Dare una definizione chiara di “smart city” non è una cosa semplice. L’attualità del tema ha portato numerosi soggetti, privati e istituzionali a spendersi sull’argomento. In un rapporto dal titolo “Smart City: Progetti di sviluppo e strumenti di finanziamento” redatto da Cassa Depositi e Prestiti viene fornita la seguente definizione:
“una città che secondo una visione strategica e in maniera organica, impiega gli strumenti dell’ICT come supporto innovativo degli ambiti di gestione e nell’erogazione di servizi pubblici, grazie anche all’ausilio di partenariati pubblico-privati, per migliorare la vivibilità dei propri cittadini; utilizza informazioni provenienti dai vari ambiti in tempo reale, e sfrutta risorse sia tangibili (ad es. infrastrutture di trasporto, dell’energia e delle risorse naturali) sia intangibili (capitale umano, istruzione e conoscenza, e capitale intellettuale delle aziende); è capace di ad una proiezione astratta della comunità del futuro. Il percorso, anche se non univoco, deve portare allo stesso obbiettivo che è quello di migliorare la vita ai cittadini garantendo il minor impatto ambientale possibile.”
Da questa definizione si comprende quanto gli strumenti di information & communication technology siano il cuore di qualsiasi città che si possa considerare intelligente. Fondamentale per il funzionamento di una smart city è che tutte le risorse e i servizi siano connessi e fruibili dai cittadini tramite la rete. La corsa alla digitalizzazione porterà allo sviluppo di una grandissima quantità di dati che, anche se rappresentano un’importante risorsa per le aziende che generano innovazione, devono essere gestiti garantendo la sicurezza degli utenti.

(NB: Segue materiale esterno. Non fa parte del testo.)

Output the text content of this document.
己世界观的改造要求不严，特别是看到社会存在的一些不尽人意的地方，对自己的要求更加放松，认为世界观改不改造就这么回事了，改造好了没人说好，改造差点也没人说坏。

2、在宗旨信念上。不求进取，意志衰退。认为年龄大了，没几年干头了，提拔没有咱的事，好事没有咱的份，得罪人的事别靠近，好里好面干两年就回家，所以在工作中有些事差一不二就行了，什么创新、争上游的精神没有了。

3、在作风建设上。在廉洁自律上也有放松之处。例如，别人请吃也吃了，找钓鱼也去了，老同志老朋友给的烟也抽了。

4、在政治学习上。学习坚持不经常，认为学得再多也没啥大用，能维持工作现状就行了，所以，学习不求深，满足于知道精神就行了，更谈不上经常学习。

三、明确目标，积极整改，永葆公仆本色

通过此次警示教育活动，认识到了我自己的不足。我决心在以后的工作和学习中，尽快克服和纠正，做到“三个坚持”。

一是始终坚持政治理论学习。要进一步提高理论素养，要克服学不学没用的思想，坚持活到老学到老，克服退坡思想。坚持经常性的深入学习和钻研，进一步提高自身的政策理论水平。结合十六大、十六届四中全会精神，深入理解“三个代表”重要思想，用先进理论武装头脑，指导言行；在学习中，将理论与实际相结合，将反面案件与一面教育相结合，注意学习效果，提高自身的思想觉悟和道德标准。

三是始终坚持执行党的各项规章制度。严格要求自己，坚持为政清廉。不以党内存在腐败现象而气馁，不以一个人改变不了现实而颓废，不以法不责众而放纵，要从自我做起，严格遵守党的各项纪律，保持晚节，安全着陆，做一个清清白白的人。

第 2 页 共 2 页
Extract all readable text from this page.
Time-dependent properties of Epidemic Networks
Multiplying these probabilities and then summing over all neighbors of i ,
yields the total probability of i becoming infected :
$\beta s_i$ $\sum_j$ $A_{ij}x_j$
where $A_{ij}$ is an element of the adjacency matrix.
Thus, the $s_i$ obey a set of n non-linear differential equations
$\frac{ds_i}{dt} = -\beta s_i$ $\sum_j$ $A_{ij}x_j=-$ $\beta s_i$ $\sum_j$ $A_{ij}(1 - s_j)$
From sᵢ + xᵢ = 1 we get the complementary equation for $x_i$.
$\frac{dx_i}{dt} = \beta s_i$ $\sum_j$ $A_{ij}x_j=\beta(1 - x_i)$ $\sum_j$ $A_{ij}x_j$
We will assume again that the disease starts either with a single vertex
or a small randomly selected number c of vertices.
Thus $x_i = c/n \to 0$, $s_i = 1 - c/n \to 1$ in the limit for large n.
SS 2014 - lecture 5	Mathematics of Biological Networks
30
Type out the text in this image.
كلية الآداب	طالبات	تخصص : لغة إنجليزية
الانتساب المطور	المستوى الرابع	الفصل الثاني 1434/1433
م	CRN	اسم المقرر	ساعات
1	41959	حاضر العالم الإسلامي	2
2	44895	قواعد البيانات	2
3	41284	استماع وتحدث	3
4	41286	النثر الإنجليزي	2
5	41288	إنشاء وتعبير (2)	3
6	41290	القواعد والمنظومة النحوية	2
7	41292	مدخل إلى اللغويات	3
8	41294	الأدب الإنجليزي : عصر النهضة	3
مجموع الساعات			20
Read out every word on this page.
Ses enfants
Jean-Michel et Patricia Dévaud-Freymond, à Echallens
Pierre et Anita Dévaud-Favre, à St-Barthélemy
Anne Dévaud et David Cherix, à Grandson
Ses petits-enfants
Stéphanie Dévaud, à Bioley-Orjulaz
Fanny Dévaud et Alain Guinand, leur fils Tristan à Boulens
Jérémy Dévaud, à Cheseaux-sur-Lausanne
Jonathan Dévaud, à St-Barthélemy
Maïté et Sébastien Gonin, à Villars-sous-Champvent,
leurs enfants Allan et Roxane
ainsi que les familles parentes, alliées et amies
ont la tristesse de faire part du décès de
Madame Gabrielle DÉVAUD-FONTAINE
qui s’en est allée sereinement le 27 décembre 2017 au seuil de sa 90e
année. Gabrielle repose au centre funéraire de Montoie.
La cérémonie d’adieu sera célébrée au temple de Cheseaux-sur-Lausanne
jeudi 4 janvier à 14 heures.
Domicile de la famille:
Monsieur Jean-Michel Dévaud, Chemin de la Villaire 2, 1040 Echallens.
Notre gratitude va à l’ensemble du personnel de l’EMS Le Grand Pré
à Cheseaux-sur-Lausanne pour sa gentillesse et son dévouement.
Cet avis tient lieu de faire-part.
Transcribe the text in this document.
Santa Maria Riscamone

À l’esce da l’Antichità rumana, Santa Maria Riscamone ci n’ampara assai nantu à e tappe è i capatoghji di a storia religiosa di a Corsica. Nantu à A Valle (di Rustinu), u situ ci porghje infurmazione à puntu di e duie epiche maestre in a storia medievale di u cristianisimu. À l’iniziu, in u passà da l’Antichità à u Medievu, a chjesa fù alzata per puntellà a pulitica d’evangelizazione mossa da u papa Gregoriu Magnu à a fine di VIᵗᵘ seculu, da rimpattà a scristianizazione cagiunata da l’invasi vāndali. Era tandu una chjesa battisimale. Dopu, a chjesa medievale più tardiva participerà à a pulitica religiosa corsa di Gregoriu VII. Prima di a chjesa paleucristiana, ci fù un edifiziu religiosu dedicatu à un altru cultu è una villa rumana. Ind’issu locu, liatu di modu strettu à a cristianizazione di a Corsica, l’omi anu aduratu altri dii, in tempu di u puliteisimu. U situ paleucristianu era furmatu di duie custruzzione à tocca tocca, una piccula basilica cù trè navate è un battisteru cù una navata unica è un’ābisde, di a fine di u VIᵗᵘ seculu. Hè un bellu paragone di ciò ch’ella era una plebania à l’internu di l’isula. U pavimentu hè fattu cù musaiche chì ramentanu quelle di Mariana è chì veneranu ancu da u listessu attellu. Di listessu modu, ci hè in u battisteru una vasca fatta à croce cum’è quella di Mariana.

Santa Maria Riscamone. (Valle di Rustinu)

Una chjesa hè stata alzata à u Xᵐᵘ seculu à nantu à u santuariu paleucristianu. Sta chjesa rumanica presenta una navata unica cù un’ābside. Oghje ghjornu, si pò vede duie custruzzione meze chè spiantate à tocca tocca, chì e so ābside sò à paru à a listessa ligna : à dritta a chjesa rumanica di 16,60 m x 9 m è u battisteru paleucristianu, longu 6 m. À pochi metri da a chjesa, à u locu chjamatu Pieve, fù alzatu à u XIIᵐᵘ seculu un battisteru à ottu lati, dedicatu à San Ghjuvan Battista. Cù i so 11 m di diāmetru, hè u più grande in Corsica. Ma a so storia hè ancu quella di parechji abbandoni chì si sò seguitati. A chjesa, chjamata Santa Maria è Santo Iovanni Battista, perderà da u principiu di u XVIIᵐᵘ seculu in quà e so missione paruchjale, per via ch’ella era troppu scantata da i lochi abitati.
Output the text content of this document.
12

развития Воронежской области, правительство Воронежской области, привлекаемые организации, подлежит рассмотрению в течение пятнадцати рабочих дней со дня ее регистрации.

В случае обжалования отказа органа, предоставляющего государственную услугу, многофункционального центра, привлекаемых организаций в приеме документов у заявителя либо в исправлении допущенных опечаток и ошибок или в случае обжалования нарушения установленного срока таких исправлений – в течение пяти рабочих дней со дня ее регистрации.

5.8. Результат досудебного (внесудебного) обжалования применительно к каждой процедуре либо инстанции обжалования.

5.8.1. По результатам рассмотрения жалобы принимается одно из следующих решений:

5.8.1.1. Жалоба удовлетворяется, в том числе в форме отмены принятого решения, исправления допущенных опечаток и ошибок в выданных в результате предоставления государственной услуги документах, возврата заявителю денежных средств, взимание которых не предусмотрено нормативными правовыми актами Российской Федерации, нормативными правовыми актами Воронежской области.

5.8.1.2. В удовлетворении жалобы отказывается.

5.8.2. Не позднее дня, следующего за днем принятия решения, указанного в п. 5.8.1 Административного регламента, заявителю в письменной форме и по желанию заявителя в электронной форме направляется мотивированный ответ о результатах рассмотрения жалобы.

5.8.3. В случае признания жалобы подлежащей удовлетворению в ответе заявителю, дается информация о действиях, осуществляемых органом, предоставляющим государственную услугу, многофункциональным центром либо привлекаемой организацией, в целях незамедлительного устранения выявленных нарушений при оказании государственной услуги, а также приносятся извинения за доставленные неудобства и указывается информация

Nel distretto di Daimaru a Tokyo è in fase di sperimentazione il primo progetto di smart city che sfrutta la catena a blocchi. La capitale del Giappone è da sempre una delle città più tecnologicamente avanzate del pianeta, grazie anche alla fervente industria high tech che da sempre è un fiore all’occhiello del Paese. Il distretto di Daimaru è stato scelto come sede del progetto anche per la sua enorme importanza strategica e simbolica all’interno dell’economia nazionale. In quest’area, di circa 120 ettari, hanno sede alcune delle più grandi multinazionali al mondo e vi si genera il 10% del pil giapponese. Lo sviluppo tecnologico del progetto è stato affidato alla Fujitsu che ha deciso di puntare sulla blockchain per controllare uno degli aspetti più critici del sistema: la gestione dei dati. Per questa ragione la multinazionale giapponese ha deciso di affidarsi alla catena a blocchi di Hyperledger Fabric (ospitata da Linux foundation) sulla quale ha implementato una piattaforma software che permette agli utenti di utilizzare smart contract e inviare informazioni. I dati raccolti sul database verranno però conservati all’interno del perimetro aziendale e resi disponibili esclusivamente a soggetti autorizzati. Questo, se da una parte può rappresentare un depotenziamento delle capacità della blockchain (che per sua natura è un database trasparente e distribuito), dall’altra va incontro alle disposizioni normative in materia di protezione dei dati personali che, alla luce degli ultimi scandali internazionali, stanno acquisendo sempre più importanza.
La strada sembra essere ancora all’inizio ma le basi sono state gettate e grazie anche all’utilizzo della catena a blocchi la città del futuro sembra un po’ più vicina.